Outro exemplo claro do preconceito
disfarçado, e desta vez de humanitarismo, está presente nos hospitais, nos
postos de atendimentos, nos prontos-socorros. Relatos existem de tratamentos
desumanos e até bestiais de enfermeiros e médicos contra pacientes indefesos e
seus familiares aflitos. Aqueles que deveriam cuidar da vida, prestar socorro
com paciência e zelo, de repente se transformam em algozes, em bárbaros, onde
pessoas entre a vida e morte são tratadas como bichos de tanto faz. Um
preconceito contra a doença, o doente, o necessitado, como se aquela vítima ou
paciente fosse um estorvo, um fardo que não mereça um olhar verdadeiramente
humano.
No meio social, dificilmente se encontra
aquele que tem o outro como verdadeiro irmão, que o trata com carinho puro, com
o afeto mais profundo que possa existir. Não é fácil avistar aquele que abraça
o pobre como se tivesse abraçando a um pai ou a um filho, aquele que se revela
amigo com suas feições mais positivas. Basta ter como exemplo a seguinte
situação. Mesmo perante velhos e bons amigos de infância, quantos não os tornam
como que esquecidos e vão atrás de estender a mão a poderosos desconhecidos?
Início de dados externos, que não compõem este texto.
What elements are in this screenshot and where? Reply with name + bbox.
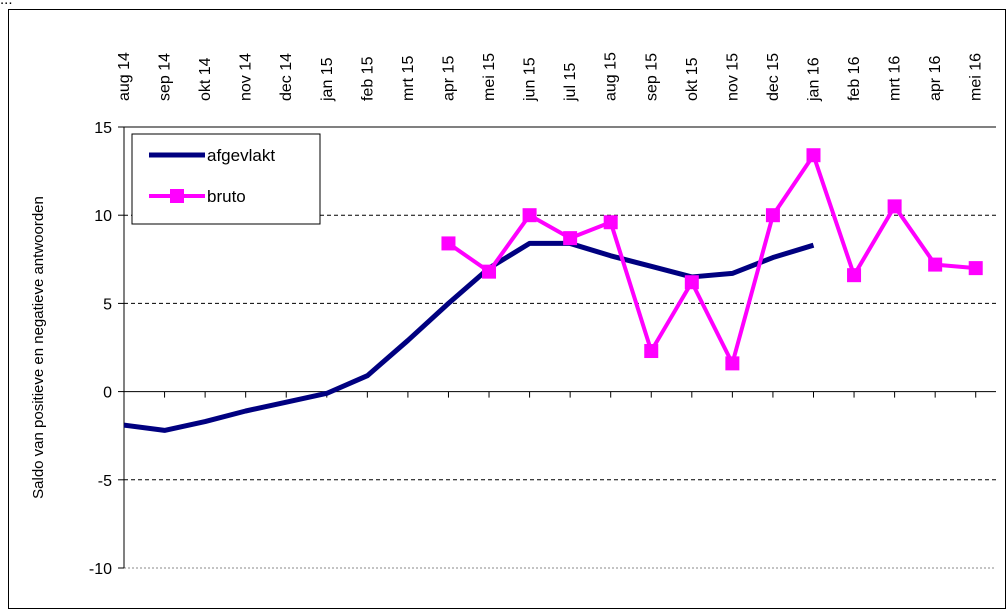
x-tick-label: okt 15 xyxy=(684,57,701,101)
x-tick-label: dec 15 xyxy=(765,53,782,101)
x-tick-label: feb 16 xyxy=(846,56,863,101)
y-tick-label: 0 xyxy=(103,385,112,402)
legend-marker-bruto xyxy=(170,189,184,203)
x-tick-label: nov 15 xyxy=(724,53,741,101)
y-tick-label: 10 xyxy=(94,208,112,225)
data-point-bruto xyxy=(684,275,699,290)
x-tick-label: jan 15 xyxy=(319,57,336,102)
data-point-bruto xyxy=(968,261,983,276)
x-tick-label: jul 15 xyxy=(562,63,579,102)
line-chart: 15 10 5 0 -5 -10 aug 14 sep 14 okt 14 nov 14 dec 1… xyxy=(30,52,996,578)
legend: afgevlakt bruto xyxy=(131,133,321,225)
x-tick-label: aug 15 xyxy=(603,52,620,101)
legend-label-bruto: bruto xyxy=(207,187,246,206)
data-point-bruto xyxy=(887,199,902,214)
x-tick-label: mei 16 xyxy=(968,53,985,101)
y-tick-label: -10 xyxy=(89,561,112,578)
data-point-bruto xyxy=(725,356,740,371)
x-tick-label: mei 15 xyxy=(481,53,498,101)
x-tick-label: apr 15 xyxy=(440,56,457,101)
y-tick-label: -5 xyxy=(98,473,112,490)
x-tick-label: apr 16 xyxy=(927,56,944,101)
data-point-bruto xyxy=(928,257,943,272)
data-point-bruto xyxy=(644,344,659,359)
data-point-bruto xyxy=(847,268,862,283)
y-tick-label: 5 xyxy=(103,296,112,313)
series-line-bruto xyxy=(447,153,976,366)
x-tick-label: nov 14 xyxy=(238,53,255,101)
data-point-bruto xyxy=(806,148,821,163)
x-tick-label: jan 16 xyxy=(805,57,822,102)
x-tick-label: aug 14 xyxy=(116,52,133,101)
data-point-bruto xyxy=(441,236,456,251)
chart-caption: ... xyxy=(0,0,1008,8)
data-point-bruto xyxy=(482,264,497,279)
series-line-afgevlakt xyxy=(123,240,815,433)
y-axis-title: Saldo van positieve en negatieve antwoor… xyxy=(30,196,47,499)
x-tick-label: jun 15 xyxy=(522,57,539,102)
x-tick-label: feb 15 xyxy=(359,56,376,101)
data-point-bruto xyxy=(765,208,780,223)
x-tick-label: sep 15 xyxy=(643,53,660,101)
data-point-bruto xyxy=(603,215,618,230)
chart-frame: 15 10 5 0 -5 -10 aug 14 sep 14 okt 14 nov 14 dec 1… xyxy=(8,9,1006,609)
x-tick-label: sep 14 xyxy=(157,53,174,101)
x-tick-label: mrt 16 xyxy=(887,56,904,101)
x-tick-label: mrt 15 xyxy=(400,56,417,101)
data-point-bruto xyxy=(563,231,578,246)
x-tick-label: dec 14 xyxy=(278,53,295,101)
legend-label-afgevlakt: afgevlakt xyxy=(207,146,275,165)
data-point-bruto xyxy=(522,208,537,223)
y-tick-label: 15 xyxy=(94,120,112,137)
x-tick-label: okt 14 xyxy=(197,57,214,101)
legend-box xyxy=(131,133,321,225)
Juntos, o preconceito e a desonestidade moral.
Diga-se, por fim, que a cachorrinha de raça
da madama não pode sequer passar perto de mendigo de calçada. A Luluzinha pode
pegar doença de pobre: infecção, sujeira, imundície, pobreza mesmo. Mas a
madama é a mesma que tudo faz para fingir seu arraigado preconceito. Faz parte
de uma liga qualquer de assistência aos desvalidos e empobrecidos.